Suppose, as an example, that $E(V,T,O)$ and $S(V,T,O)$ are some sort of functions on real variables: $E$ and $S$ both depending on $V$, $T$, and some other factor $O$. Now, for some physical reason, we might be only considering these functions with one or more constraint equations, like maybe $T+O=7$.
In any case, $\dfrac{\partial E}{\partial V}$ would depend on the values of the other inputs $T,O$. If we consider $\dfrac{\partial E}{\partial V}$ at the particular values $T=T_0$ and $O=O_0$ (perhaps from context), then $\dfrac{\partial E}{\partial V}=\dfrac{\mathrm d}{\mathrm dV}E(V,T_0,O_0)$. So a partial derivative is a total derivative with $T$ (and any other things that aren't $V$) held constant.
If we assume $T=T_0$ (and everything else constant), then the equation with the partial derivatives becomes $\dfrac{\mathrm dE}{\mathrm dV}=T_0\dfrac{\mathrm dS}{\mathrm dV}-P$. In this context with everything else held constant, we could solve for $P$ as a function of $V$: ($P=T_0\dfrac{\mathrm dS}{\mathrm dV}-\dfrac{\mathrm dE}{\mathrm dV}$), so it makes sense to speak of $\dfrac{\mathrm dP}{\mathrm dV}$.
One way to get to the equation with the $\mathrm d$s is to "multiply through by $\mathrm dV$" without worrying about definitions.
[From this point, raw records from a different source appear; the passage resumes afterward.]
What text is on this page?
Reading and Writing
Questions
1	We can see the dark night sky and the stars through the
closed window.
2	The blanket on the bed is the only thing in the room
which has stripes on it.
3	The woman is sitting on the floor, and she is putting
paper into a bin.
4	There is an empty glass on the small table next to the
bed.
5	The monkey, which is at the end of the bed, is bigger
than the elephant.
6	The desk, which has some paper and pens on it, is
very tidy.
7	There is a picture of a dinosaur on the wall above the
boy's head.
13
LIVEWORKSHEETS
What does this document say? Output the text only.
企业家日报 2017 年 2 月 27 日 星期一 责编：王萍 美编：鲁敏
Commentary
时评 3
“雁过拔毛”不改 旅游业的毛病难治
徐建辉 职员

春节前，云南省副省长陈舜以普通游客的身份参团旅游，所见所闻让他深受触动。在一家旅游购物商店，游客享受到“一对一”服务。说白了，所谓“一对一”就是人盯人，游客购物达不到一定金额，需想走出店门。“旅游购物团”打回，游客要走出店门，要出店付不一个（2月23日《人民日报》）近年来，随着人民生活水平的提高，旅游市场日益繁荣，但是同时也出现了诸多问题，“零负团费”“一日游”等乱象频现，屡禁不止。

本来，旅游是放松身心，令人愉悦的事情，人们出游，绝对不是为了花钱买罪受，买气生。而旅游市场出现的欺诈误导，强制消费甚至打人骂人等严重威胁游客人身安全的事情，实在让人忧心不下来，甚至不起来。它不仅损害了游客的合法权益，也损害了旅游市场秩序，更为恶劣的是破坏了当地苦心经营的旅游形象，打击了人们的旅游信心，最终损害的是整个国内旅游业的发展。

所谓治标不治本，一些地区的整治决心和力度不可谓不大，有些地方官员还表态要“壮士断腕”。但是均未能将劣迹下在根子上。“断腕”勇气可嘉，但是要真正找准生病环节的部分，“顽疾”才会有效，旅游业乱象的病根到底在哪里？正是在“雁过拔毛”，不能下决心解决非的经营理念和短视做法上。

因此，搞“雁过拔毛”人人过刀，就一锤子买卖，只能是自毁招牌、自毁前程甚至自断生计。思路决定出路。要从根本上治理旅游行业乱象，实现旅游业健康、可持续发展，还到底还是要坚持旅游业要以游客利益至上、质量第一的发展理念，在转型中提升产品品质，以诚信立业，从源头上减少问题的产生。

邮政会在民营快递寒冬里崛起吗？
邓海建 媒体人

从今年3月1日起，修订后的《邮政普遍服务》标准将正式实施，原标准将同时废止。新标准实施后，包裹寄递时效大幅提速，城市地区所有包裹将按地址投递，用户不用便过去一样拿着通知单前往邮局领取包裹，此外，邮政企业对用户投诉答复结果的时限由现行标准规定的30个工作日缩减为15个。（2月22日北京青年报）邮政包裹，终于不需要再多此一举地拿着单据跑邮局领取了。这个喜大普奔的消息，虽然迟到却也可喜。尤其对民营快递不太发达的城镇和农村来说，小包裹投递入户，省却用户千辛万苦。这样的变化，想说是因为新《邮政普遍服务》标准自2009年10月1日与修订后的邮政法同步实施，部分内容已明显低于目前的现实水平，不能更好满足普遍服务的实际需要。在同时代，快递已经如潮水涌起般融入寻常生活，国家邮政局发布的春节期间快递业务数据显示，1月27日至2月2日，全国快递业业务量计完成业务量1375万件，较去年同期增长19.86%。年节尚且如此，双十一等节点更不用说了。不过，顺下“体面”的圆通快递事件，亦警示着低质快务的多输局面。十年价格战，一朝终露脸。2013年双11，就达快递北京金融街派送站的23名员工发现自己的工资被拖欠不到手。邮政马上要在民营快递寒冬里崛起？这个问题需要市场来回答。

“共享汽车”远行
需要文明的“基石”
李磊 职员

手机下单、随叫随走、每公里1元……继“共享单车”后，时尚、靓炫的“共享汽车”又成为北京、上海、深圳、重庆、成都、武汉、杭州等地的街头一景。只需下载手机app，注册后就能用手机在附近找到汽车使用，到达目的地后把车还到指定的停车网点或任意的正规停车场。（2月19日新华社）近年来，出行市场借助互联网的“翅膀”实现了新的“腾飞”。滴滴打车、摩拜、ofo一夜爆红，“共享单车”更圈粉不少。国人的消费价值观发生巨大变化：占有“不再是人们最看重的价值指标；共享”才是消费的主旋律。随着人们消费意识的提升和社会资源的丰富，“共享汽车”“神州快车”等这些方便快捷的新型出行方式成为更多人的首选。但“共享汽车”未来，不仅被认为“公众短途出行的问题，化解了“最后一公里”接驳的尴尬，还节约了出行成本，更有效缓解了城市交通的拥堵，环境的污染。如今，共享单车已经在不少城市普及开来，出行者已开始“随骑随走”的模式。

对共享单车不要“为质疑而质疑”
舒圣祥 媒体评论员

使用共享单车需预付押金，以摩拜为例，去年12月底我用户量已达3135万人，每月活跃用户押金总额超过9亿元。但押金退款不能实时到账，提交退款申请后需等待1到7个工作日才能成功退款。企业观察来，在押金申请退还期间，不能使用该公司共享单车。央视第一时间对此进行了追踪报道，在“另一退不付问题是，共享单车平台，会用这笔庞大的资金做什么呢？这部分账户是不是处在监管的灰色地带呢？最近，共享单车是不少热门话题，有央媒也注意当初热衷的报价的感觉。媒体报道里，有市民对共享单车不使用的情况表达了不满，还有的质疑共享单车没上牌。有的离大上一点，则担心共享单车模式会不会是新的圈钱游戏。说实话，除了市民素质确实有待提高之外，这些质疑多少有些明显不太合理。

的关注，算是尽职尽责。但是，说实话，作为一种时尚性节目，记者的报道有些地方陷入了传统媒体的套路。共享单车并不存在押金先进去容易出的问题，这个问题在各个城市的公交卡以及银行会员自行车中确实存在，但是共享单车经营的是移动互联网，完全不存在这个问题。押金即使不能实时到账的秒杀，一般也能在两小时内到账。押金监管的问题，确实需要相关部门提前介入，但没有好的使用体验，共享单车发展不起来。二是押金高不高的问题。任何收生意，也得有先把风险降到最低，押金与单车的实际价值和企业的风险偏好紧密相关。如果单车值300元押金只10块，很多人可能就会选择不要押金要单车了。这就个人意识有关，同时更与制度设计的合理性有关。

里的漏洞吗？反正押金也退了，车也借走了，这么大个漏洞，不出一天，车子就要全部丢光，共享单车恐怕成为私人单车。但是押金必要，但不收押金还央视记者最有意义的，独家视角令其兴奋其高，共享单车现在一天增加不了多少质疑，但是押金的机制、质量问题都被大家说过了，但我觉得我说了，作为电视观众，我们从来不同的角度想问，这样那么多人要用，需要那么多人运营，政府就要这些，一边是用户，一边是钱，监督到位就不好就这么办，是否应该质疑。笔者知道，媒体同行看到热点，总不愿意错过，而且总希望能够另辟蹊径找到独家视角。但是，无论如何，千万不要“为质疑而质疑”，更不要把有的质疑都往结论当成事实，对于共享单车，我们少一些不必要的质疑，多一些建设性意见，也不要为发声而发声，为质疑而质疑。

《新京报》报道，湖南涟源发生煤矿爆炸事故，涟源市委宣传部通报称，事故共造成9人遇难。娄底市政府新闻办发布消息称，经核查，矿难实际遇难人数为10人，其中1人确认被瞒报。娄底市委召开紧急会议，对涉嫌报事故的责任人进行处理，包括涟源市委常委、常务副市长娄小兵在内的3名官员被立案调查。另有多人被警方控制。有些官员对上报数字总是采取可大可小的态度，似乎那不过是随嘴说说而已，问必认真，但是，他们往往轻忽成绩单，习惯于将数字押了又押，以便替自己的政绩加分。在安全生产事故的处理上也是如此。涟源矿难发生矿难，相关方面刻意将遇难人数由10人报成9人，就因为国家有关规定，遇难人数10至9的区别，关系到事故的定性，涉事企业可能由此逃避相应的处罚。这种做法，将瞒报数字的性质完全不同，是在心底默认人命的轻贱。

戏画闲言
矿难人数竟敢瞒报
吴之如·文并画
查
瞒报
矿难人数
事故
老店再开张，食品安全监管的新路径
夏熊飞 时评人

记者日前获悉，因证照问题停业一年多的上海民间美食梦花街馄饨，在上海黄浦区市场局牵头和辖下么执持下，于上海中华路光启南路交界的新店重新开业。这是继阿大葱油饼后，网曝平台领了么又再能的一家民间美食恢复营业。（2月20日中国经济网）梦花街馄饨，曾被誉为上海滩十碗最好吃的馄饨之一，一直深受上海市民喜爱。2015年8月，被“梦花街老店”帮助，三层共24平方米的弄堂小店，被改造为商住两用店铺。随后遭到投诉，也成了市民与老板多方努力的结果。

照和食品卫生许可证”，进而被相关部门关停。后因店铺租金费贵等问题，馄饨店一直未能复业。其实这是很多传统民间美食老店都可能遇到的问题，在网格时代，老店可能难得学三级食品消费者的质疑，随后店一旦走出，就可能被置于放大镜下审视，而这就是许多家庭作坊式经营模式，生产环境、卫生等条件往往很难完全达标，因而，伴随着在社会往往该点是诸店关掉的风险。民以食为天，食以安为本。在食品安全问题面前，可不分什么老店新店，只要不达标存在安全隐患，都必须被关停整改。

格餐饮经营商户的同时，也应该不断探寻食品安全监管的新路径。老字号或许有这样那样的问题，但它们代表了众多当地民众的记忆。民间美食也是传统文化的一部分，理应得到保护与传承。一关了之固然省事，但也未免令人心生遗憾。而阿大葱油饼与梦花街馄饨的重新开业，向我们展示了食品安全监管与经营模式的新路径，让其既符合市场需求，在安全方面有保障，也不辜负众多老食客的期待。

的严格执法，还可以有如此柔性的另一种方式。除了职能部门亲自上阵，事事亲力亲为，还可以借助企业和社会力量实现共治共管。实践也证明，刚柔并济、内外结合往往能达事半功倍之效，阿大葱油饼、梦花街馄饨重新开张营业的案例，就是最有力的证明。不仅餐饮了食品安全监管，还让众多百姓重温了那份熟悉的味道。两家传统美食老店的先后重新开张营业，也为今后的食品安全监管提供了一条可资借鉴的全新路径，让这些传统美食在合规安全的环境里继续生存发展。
But another perspective is through "differential forms" where, by definition, if $f(V)$ is a function of a single variable, we have $\mathrm df=\left(\dfrac{\mathrm df}{\mathrm dV}\right)\mathrm dV$ (where $dV$ is just an odd-looking other input variable for $\mathrm df$). Then multiplying both sides by $\mathrm dV$ does give you $\mathrm dE=T_0\mathrm dS-P\mathrm dV$ by definition (here $\mathrm dV$ is like an independent variable).
2.
It's not common to take partial derivatives of infinitesimals. But if you're working with differential forms, and $f(x,y,z)$ is a function, then $\mathrm df=\dfrac{\partial f}{\partial x}\mathrm dx+\dfrac{\partial f}{\partial y}\mathrm dy+\dfrac{\partial f}{\partial z}\mathrm dz$, for example.
3.
Depending on what you want to know about differential forms, there's a lot of stuff to read, but you may want to start with this MSE question about how a derivative is/is not a ratio. It's also possible that things are complicated by physicists using notation slightly differently to how mathematicians would commonly write things.